Bill Langdoa traveled from Long Island, New York, North Carolina to see Zach Wilson make his NFL debut with the Jets against Sam Darnold and the Carolina Panthers.

“We’ve been waiting for this for a long time,” Langdoa said. “We were in Game 6 for the Islanders against Tampa Bay and it was sold out. We are vaccinated. We feel quite comfortable.

Masks were not mandatory but recommended in the stands at Mercedes-Benz Stadium in Atlanta and they were mandatory in all indoor areas.

Dustin Faircloth came with his wife and two children without masks, ignoring protocols.

“I was hoping they didn’t require it or that I was in trouble,” Faircloth said.

Two-time AFC champion Kansas City Chiefs expected more than 75,000 fans for their late-afternoon game against the Cleveland Browns. Masks were only required in club suites.

“Our goal is the same as we had last year: how do we create a safe environment for our fans?

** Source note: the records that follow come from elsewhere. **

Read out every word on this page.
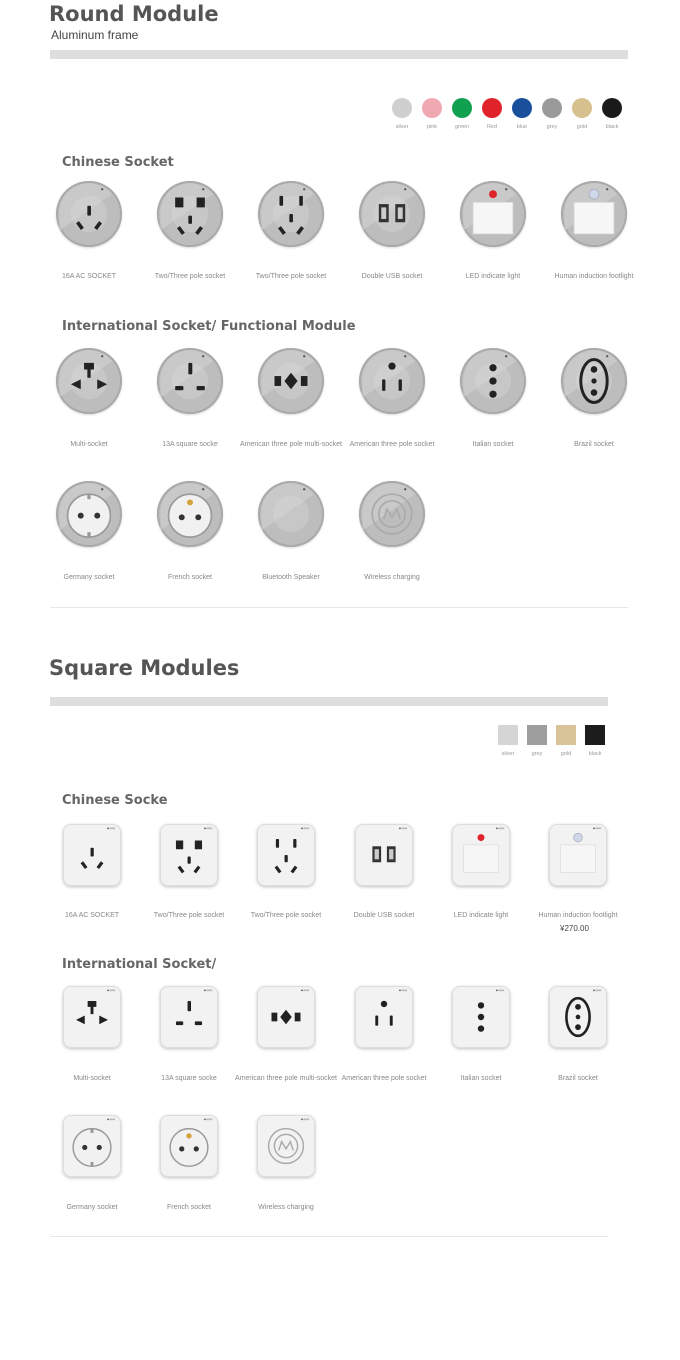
Round Module
Aluminum frame
silver	pink	green	Red	blue	grey	gold	black
Chinese Socket
International Socket/ Functional Module
16A AC SOCKET	Two/Three pole socket	Two/Three pole socket	Double USB socket	LED indicate light	Human induction footlight
Multi-socket	13A square socke	American three pole multi-socket	American three pole socket	Italian socket	Brazil socket
Germany socket	French socket	Bluetooth Speaker	Wireless charging
Square Modules
silver	grey	gold	black
Chinese Socke
¥270.00
International Socket/
16A AC SOCKET	Two/Three pole socket	Two/Three pole socket	Double USB socket	LED indicate light	Human induction footlight
Multi-socket	13A square socke	American three pole multi-socket American three pole socket	Italian socket	Brazil socket
Germany socket	French socket	Wireless charging
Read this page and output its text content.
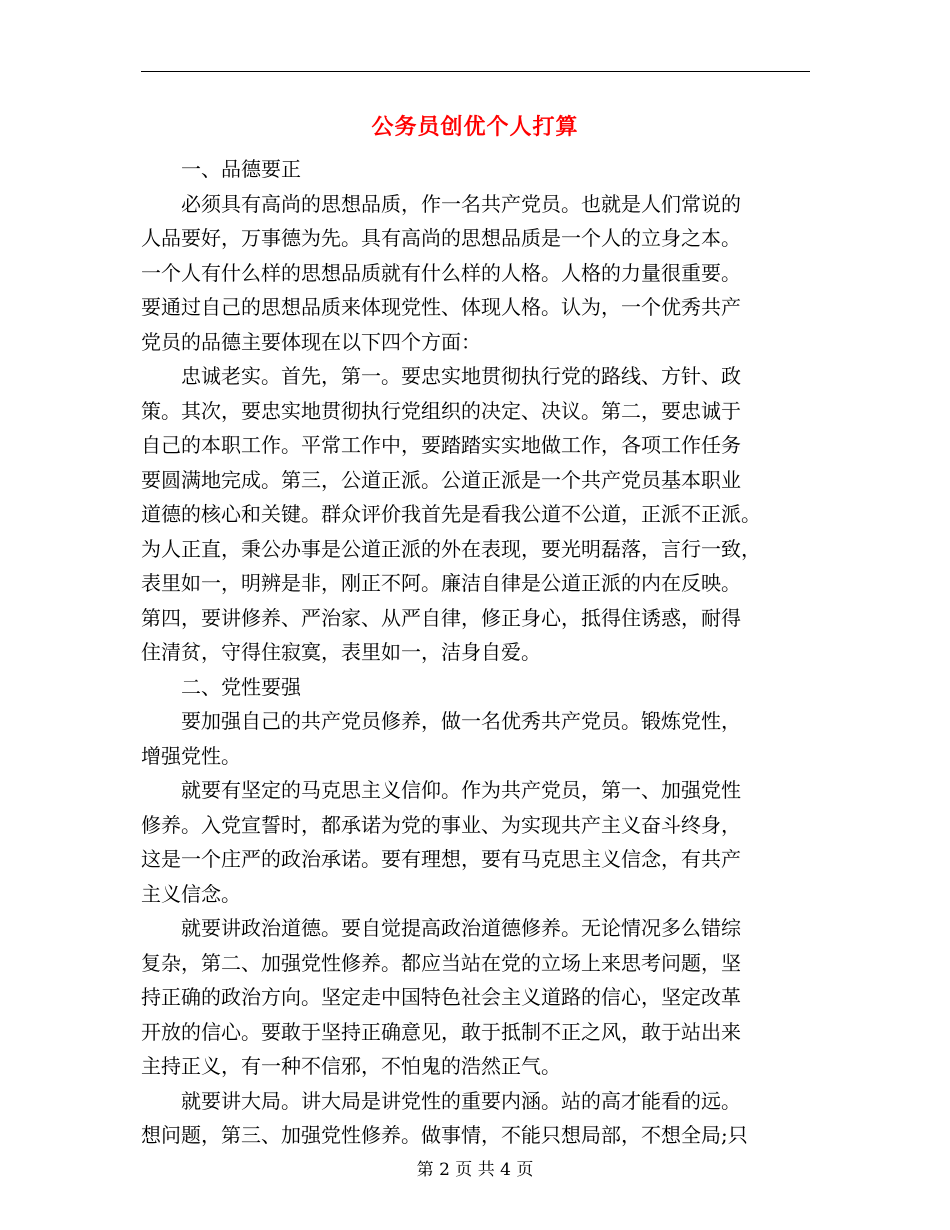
公务员创优个人打算

　　一、品德要正

　　必须具有高尚的思想品质，作一名共产党员。也就是人们常说的

人品要好，万事德为先。具有高尚的思想品质是一个人的立身之本。

一个人有什么样的思想品质就有什么样的人格。人格的力量很重要。

要通过自己的思想品质来体现党性、体现人格。认为，一个优秀共产

党员的品德主要体现在以下四个方面：

　　忠诚老实。首先，第一。要忠实地贯彻执行党的路线、方针、政

策。其次，要忠实地贯彻执行党组织的决定、决议。第二，要忠诚于

自己的本职工作。平常工作中，要踏踏实实地做工作，各项工作任务

要圆满地完成。第三，公道正派。公道正派是一个共产党员基本职业

道德的核心和关键。群众评价我首先是看我公道不公道，正派不正派。

为人正直，秉公办事是公道正派的外在表现，要光明磊落，言行一致，

表里如一，明辨是非，刚正不阿。廉洁自律是公道正派的内在反映。

第四，要讲修养、严治家、从严自律，修正身心，抵得住诱惑，耐得

住清贫，守得住寂寞，表里如一，洁身自爱。

　　二、党性要强

　　要加强自己的共产党员修养，做一名优秀共产党员。锻炼党性，

增强党性。

　　就要有坚定的马克思主义信仰。作为共产党员，第一、加强党性

修养。入党宣誓时，都承诺为党的事业、为实现共产主义奋斗终身，

这是一个庄严的政治承诺。要有理想，要有马克思主义信念，有共产

主义信念。

　　就要讲政治道德。要自觉提高政治道德修养。无论情况多么错综

复杂，第二、加强党性修养。都应当站在党的立场上来思考问题，坚

持正确的政治方向。坚定走中国特色社会主义道路的信心，坚定改革

开放的信心。要敢于坚持正确意见，敢于抵制不正之风，敢于站出来

主持正义，有一种不信邪，不怕鬼的浩然正气。

　　就要讲大局。讲大局是讲党性的重要内涵。站的高才能看的远。

想问题，第三、加强党性修养。做事情，不能只想局部，不想全局;只

第 2 页 共 4 页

Chiefs Chairman Mark Donovan said. “We are not experts in the COVID space, we are not experts in the vaccination and testing space, so we will have to work with experts on this. I will say this, as an organization we fully support full vaccination. We think it’s the safest way for all of us, and we’ve promoted it.


AP Pro Football Writer Teresa M. Walker and AP Sports Writers John Wawrow, Steve Reed, Charles Odum and David Skretta contributed.